Prinzipiell ist das durchaus denkbar. Gerade in diesem Punkt der Wahrnehmung von Homosexualität und der Zuordnung von Sakramenten und Segnungen - und überhaupt der Frage: Was tut Kirche, wenn sie liturgisch unterwegs ist, wenn sie in die Gesellschaft liturgisch hineinwirkt? Es ist so viel Bewegung und so viel Debatte da, dass es eigentlich eine völlige Verkürzung ist, das mit einem kleinen Nein zum Ist-Zustand, bewenden zu lassen.
Mit dem Kopf gegen die römische Wand
Florin: Sie schreiben in Ihrem Buch "Beziehungsweise", dass die Gutheißung, die in einer Segnung, einer Benediktion zum Ausdruck kommt, keine sittliche Bewertung von Biografien und Handlungen durch eine kirchliche Instanz ist. Dass es also nicht darum geht, zu sagen: So wie ihr lebt, ist es gut. Die Segnung sei keine Belohnung. Aber die Glaubenskongregation argumentiert jetzt genau so wie Sie es in Ihrem Buch kritisieren, wenn sie sagt: Etwas, was in sich ungeordnet ist, können wir als Kirche nicht segnen.
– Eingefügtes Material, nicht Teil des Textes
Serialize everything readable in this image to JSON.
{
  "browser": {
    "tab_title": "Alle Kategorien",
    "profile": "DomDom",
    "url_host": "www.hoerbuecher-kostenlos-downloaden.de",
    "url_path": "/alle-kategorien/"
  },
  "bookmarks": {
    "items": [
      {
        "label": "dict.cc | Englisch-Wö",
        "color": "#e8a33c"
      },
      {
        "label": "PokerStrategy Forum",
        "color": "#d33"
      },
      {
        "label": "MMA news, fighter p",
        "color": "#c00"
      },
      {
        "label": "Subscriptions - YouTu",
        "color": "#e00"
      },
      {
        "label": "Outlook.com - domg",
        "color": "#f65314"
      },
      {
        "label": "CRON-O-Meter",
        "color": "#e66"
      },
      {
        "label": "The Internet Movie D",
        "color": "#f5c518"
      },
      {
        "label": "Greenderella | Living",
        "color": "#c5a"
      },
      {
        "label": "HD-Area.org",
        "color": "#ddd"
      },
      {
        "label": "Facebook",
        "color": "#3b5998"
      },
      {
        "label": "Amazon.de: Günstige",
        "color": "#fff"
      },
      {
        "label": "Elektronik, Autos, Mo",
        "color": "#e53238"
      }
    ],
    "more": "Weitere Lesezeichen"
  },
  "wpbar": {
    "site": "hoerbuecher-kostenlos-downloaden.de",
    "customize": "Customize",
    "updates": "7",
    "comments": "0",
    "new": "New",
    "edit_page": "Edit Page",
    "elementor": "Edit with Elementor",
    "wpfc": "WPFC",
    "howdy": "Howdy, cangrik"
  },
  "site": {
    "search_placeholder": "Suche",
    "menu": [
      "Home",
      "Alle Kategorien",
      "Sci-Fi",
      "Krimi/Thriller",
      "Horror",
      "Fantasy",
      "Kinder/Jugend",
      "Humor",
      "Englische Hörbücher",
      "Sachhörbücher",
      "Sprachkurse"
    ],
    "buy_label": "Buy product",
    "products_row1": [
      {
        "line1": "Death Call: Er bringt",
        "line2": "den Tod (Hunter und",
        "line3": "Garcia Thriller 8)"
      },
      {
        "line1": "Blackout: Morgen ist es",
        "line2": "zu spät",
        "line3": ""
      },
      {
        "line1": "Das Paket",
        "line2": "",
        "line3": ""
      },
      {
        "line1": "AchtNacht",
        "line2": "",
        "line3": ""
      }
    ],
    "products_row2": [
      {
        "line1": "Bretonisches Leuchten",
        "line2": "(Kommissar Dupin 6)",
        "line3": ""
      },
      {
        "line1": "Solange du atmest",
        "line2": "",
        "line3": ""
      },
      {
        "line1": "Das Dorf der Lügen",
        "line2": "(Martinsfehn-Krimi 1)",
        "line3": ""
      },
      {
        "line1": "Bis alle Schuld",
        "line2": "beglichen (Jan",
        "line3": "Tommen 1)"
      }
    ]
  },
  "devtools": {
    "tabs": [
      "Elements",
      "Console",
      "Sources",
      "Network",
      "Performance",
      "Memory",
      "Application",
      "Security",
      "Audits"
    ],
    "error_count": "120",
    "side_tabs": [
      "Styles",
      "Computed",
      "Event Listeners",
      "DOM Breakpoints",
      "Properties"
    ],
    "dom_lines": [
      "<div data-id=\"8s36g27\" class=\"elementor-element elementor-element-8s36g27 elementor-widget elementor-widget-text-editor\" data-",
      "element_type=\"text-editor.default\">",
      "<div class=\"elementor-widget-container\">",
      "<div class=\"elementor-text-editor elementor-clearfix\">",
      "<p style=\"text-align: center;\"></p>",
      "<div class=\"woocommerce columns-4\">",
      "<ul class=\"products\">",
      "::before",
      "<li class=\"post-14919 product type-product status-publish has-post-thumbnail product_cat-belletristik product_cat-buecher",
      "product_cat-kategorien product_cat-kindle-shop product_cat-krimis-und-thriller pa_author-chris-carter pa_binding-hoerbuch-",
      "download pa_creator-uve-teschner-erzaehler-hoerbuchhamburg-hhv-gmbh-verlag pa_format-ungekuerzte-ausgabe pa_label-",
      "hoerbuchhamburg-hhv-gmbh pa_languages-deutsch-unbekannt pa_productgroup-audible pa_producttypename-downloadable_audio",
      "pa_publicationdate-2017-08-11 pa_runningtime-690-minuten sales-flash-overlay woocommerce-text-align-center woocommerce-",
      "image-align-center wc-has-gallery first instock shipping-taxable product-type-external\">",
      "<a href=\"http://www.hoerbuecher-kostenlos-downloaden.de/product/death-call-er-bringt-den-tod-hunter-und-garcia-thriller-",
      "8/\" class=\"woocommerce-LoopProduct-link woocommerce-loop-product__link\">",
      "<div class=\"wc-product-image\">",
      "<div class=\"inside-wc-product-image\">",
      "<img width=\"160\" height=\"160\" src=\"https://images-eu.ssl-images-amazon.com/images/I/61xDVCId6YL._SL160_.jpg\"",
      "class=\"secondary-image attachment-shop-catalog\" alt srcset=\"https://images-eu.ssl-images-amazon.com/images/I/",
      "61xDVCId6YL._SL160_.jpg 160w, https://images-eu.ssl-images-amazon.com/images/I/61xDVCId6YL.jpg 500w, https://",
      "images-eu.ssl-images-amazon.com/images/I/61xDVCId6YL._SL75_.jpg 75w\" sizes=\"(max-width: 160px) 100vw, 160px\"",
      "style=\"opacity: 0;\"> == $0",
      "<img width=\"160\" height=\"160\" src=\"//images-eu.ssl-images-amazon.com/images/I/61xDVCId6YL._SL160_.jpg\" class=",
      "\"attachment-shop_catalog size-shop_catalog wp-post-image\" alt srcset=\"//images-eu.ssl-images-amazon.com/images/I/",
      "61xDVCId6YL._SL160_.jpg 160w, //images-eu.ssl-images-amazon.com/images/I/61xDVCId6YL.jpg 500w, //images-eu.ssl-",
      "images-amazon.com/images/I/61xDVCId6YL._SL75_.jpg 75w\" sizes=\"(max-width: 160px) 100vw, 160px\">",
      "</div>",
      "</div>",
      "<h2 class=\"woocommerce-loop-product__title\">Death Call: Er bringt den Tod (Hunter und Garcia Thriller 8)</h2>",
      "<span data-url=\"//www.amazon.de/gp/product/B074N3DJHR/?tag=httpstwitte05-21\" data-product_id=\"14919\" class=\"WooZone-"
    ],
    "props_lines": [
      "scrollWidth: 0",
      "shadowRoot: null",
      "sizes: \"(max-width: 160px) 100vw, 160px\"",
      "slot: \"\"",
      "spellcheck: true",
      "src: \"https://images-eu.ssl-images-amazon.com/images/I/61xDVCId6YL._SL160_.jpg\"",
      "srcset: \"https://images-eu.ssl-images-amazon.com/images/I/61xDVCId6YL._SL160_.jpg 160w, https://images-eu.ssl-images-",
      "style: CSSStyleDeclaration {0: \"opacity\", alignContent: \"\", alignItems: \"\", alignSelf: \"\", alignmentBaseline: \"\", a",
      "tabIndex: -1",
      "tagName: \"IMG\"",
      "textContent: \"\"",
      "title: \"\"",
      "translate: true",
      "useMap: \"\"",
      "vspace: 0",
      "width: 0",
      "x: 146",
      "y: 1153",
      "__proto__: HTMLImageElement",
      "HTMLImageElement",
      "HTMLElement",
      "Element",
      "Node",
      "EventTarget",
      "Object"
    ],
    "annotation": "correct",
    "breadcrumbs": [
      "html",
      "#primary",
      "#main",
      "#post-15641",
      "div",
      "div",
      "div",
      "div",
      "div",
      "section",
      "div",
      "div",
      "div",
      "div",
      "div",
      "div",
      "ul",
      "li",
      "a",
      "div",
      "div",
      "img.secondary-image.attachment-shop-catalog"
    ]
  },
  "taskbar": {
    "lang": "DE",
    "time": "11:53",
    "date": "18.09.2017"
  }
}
Gibt es einen Anlass für Sie anzunehmen, dass theologische Argumentation bis in den Vatikan vordringt?
Knop: Das ist jetzt eine sehr spekulative Frage. Ich nehme zumindest eine ganz große Diskrepanz wahr zwischen dem, was theologisch diskutiert wird und dem, was aufgegriffen wird. Das hat sicherlich auch mit dieser typisch katholischen Unterscheidung von Beratung, Reflexion auf der einen Seite und Entscheidung auf der anderen Seite zu tun. Die Berater bilden sich vor Ort, die Entscheider tun das nicht.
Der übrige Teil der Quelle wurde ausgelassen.